I have learned that I have less difficulty asking for things when the result of the ask translates to something beneficial to other folks in my village. In addition, I have found that people tend to respond with positivity and generosity when they realize that my energies are focused on uplifting others and enhancing the community. My history of asking people to participate in village building with me has demonstrated to them that I own the fact that I don’t know everything and that I value the fact that they are masters of something that I have not mastered. Honestly, I don’t really care to know everything. Why you ask? Because it is really not that important to me that I know the details of every imaginable thing. Who has the mental capacity or the physical strength for that?
I recognized years ago that the foundation of a prosperous community rested in the human capital within the community. Prosperous communities have consistently demonstrated an appreciation for the special talents and unique abilities of each member. Because I always want my community at home, in the neighborhood, and at work to be prosperous, I work to identify the areas of expertise and giftedness of those around me. Then, I dream and envision ways that I can encourage, empower, and enlighten those around me knowing that these outcomes will enhance the community as a whole. Often my visions of greatness can’t and won’t be realized without the input and contributions of others. I must boldly state the objectives and goals to people equipped to help me attain the deliverables. Some have called me a master connector of people and ideas or said I was good at networking. I call myself an excellent village builder with an appreciation of the diversity of cultures, skill sets, personalities, interests, and uniquenesses that surrounds me.

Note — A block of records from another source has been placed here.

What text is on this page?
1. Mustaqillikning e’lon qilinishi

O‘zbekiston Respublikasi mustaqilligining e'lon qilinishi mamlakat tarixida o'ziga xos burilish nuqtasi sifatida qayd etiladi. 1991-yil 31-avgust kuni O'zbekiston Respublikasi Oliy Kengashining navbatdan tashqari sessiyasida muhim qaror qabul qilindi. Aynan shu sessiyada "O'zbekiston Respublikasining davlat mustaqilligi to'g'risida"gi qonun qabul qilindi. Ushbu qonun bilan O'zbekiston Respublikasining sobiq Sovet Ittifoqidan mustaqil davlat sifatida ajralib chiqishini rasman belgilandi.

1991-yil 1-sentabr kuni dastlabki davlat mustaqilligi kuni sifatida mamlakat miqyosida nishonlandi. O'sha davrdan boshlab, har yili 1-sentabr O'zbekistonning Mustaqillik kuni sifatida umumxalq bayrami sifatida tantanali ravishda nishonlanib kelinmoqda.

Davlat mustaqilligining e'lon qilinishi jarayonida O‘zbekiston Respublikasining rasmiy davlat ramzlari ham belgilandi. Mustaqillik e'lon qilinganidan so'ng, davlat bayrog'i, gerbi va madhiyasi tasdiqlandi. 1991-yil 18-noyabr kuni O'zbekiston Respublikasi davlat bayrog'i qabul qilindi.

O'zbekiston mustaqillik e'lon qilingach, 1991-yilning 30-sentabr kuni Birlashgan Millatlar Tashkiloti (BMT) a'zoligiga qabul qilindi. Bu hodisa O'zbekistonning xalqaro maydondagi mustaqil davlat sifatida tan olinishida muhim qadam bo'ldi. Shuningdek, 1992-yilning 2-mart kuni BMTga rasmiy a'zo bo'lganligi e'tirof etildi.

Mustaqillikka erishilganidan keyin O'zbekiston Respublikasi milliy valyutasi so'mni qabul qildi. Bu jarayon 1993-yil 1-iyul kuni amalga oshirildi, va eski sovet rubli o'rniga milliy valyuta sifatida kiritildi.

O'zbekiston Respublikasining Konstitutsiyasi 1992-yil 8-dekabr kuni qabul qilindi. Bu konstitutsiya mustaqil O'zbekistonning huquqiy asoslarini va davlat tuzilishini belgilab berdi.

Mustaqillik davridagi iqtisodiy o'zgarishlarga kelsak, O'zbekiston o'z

As a village builder, I have learned that the teachings of my parents, Charles and Lola, apply and rule. My father once told me, “Baby, you might not change the world, but you can make a difference in the place where you find yourself.” My mother always told me, “Leave it better than you found it.” With the help of the creative, driven, generous specialists in my villages, I seek to accomplish two goals:
- To impact somebody’s world in a positive way every day and
- To leave each situation better than how I found it.
Most people welcome opportunities to live their gifts and talents loudly to the glory of a goal that serves to plant seeds of greatness, cultivate greatness, or celebrate the plentiful harvest that represents hard work and sacrifice. Finally, I love the collective eagerness of individuals to promote and encourage my excitement about inspiring the dreams, needs, or goals of others incapable of accomplishing the same alone or without the input and support of a supportive village. I absolutely love being the writer and conductor of a symphony created by villagers eager to live their passions loud enough that they create a memorable melody resounding with hope and prosperity for others in our space.